「ソニー・MS提携」はゲーム市場刷新の端緒だ ハードウェアで囲う時代の終焉と新たな競争
ソニーとマイクロソフトが5月17日、AIやクラウドのジャンルにおける戦略提携に向けた意向趣意書を締結したと発表した。AI分野ではソニーが得意とする映像センサーを活用した映像認識・識別など、クラウドではマイクロソフトのデジタルアシスタントサービス活用なども含まれるが、最も注目されるのはクラウドゲーミング技術の共同開発について言及されていることだ。

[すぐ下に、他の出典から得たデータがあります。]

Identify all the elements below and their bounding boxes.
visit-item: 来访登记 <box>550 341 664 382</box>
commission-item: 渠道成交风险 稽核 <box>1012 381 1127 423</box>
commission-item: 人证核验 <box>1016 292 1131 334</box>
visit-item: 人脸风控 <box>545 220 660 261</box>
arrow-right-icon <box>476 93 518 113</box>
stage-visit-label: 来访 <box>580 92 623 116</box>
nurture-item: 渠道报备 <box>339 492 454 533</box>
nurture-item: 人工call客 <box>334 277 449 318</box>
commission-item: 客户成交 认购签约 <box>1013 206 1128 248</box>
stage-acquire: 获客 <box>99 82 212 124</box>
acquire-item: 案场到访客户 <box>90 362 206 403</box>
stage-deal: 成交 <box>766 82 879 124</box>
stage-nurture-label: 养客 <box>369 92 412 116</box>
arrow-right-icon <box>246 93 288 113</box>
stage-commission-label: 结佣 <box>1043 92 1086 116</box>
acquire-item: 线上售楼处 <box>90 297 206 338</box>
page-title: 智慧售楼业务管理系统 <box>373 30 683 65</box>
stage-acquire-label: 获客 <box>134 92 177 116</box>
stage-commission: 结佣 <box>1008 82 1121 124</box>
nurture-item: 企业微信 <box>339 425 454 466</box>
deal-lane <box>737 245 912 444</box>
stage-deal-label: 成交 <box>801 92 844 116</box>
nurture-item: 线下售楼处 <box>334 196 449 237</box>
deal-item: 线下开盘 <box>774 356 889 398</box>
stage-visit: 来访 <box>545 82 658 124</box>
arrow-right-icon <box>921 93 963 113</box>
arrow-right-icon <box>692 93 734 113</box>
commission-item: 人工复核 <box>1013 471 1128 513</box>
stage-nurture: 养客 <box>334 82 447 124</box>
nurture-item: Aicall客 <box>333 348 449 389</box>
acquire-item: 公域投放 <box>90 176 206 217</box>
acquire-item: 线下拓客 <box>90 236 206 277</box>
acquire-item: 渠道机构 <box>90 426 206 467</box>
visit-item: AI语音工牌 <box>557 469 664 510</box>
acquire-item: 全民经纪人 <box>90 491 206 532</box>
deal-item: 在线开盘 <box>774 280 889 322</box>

マイクロソフトが2000年3月にゲーム機市場に参入して以来、ソニーが同じ市場で競う最大のライバルとなっていたが、マイクロソフトは“第8世代”と呼ばれる2010年以降のゲーム機市場で勢いを失い、近年はクラウドゲーミングへと傾注。昨年10月にはクラウドゲーミングサービス「Project xCloud」を発表していた。
クラウドゲーミングは“ゲームストリーミング”とも言われ、クラウド側に設置されたコンピューター上でゲームを動かし、ネットを通じて手元の端末からリモート操作することで、手元に高性能なコンピューターがなくとも高精細な3D映像を駆使したゲームで遊ぶことができる。
クラウドゲーミングは決して新しい技術ではないが、インターネット技術の進歩や通信回線の帯域向上といった環境が整ってきたうえ、一部でサービスが始まった5G技術の低遅延・広帯域を生かせる新アプリケーションとして注目されていた。
同ジャンルにはグーグルが“STADIA”というブランドで年内の参入を発表しており、任天堂もスイッチ向けにサービスを提供し始めていた。
これまでは独自ハードウェアの普及という形で競ってきた各社だが、最大のライバル関係にあったソニーとマイクロソフトの提携は、ゲーム市場が大きく動き始める“最初の一歩”にしかすぎない。
ゲーム機市場における「競争環境」の変化
今回の提携で、両社はクラウドゲーミングを提供する基盤技術を共同で開発する。プロジェクトがうまく進めば、ソニーが将来提供するクラウドゲーミングサービスはマイクロソフトのクラウドプラットフォームを使って提供されるようになるだろう。
ただし、プレイステーションとXbox、2つのプラットフォームが融和するということではない。共同開発するのは、クラウドゲーミングを提供するための基盤技術であり、そのうえで提供されるサービスは各社が開発・提供するもので、ゲーム機市場やその延長線上で展開されるだろうクラウドゲーミングサービスにおけるライバル関係がなくなるわけではない。